Let your love come with limitations
When you have an addicted loved one, it is very easy to be sold out to taking care of them. You give all of yourself to ensure that they get better. You can dedicate all of your time and energy to covering up for them, cleaning their messes, picking them up, bailing them out, driving them somewhere etc. You become totally invested in someone who is not capable to give back to that relationship.
As time goes by, the addict becomes more demanding, all your time and effort goes unappreciated and you can end up being frustrated. Detaching with love is the perfect way to regain yourself. Put yourself first. Take good care of yourself, then you can care for your loved one without losing it all. If putting yourself first means you will be unavailable, so be it.
Say no to drugs or alcohol in your home
It should be a ground house rule that whenever addicts are within the confines of your home, they are not allowed to drink. This should be established irrespective of whether they consume it outside the house or not. When they are taking their medication, you must be there to watch and prevent an overdose.
Attend addiction recovery meetings with them. Walk them through safety precautions of using drugs. The no-alcohol and drugs house rule should also extend to visitors. No drug-using friend is allowed in your home. Take a stand today.

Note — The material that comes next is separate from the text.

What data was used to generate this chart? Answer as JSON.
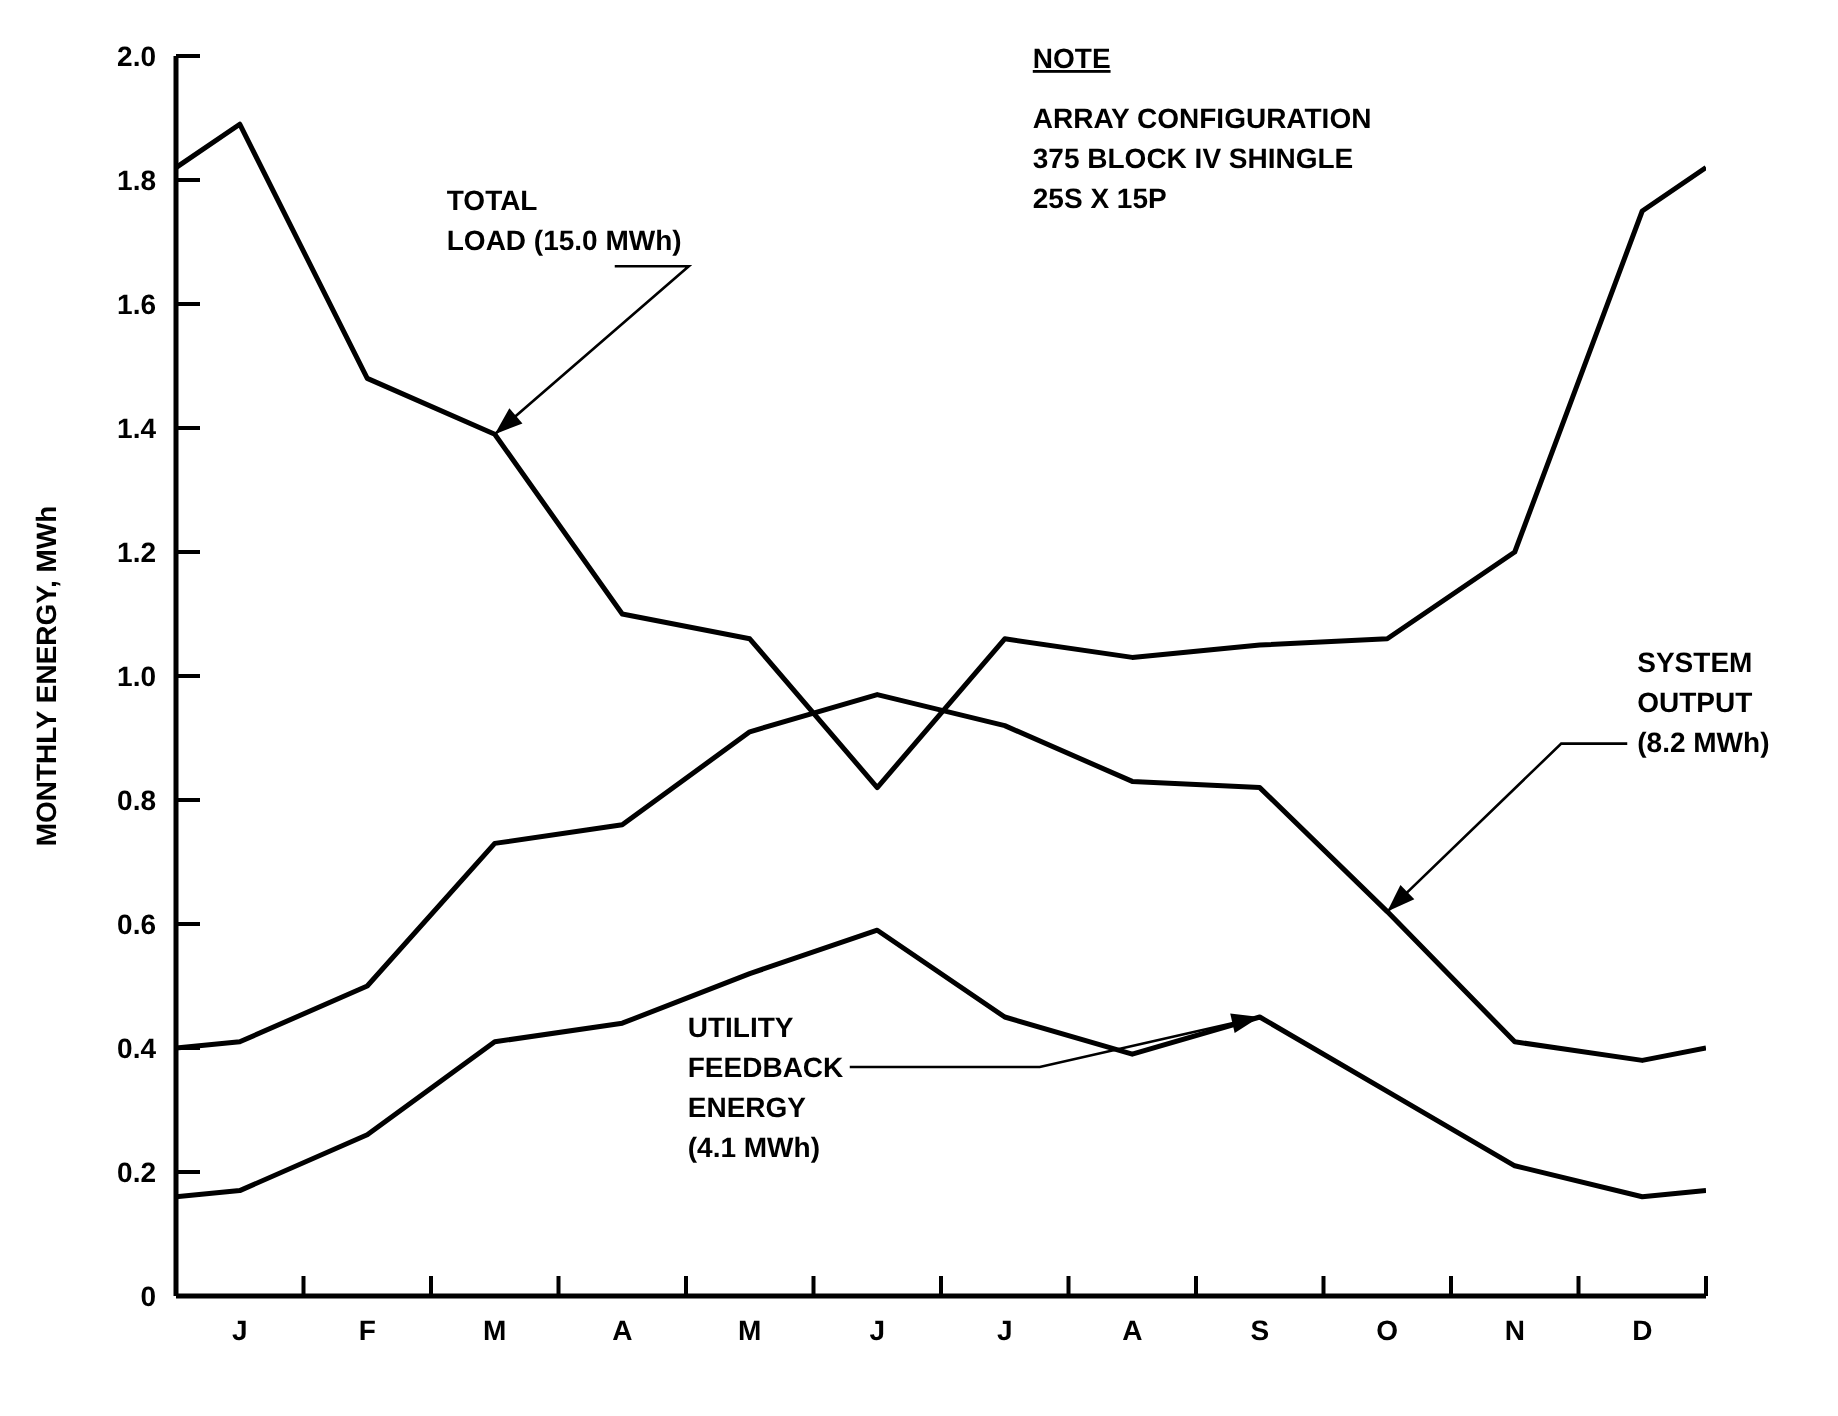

Related article: Family Addiction Programs
Drug addiction recovery is a difficult process for both you and your addicted loved one. This is the more reason why the importance of setting boundaries cannot be overlooked. With quality boundaries in place, you are excluded from the emotional roller coaster accompanied by dealing with an addict.
Your focus will be on yourself and your well-being even while giving care to your addicted loved one. Remember to hold-firm on your words. Do not waver. Eventually, your loved one will be forced to start taking responsibility for his/her actions, causing him/ her to seek recovery.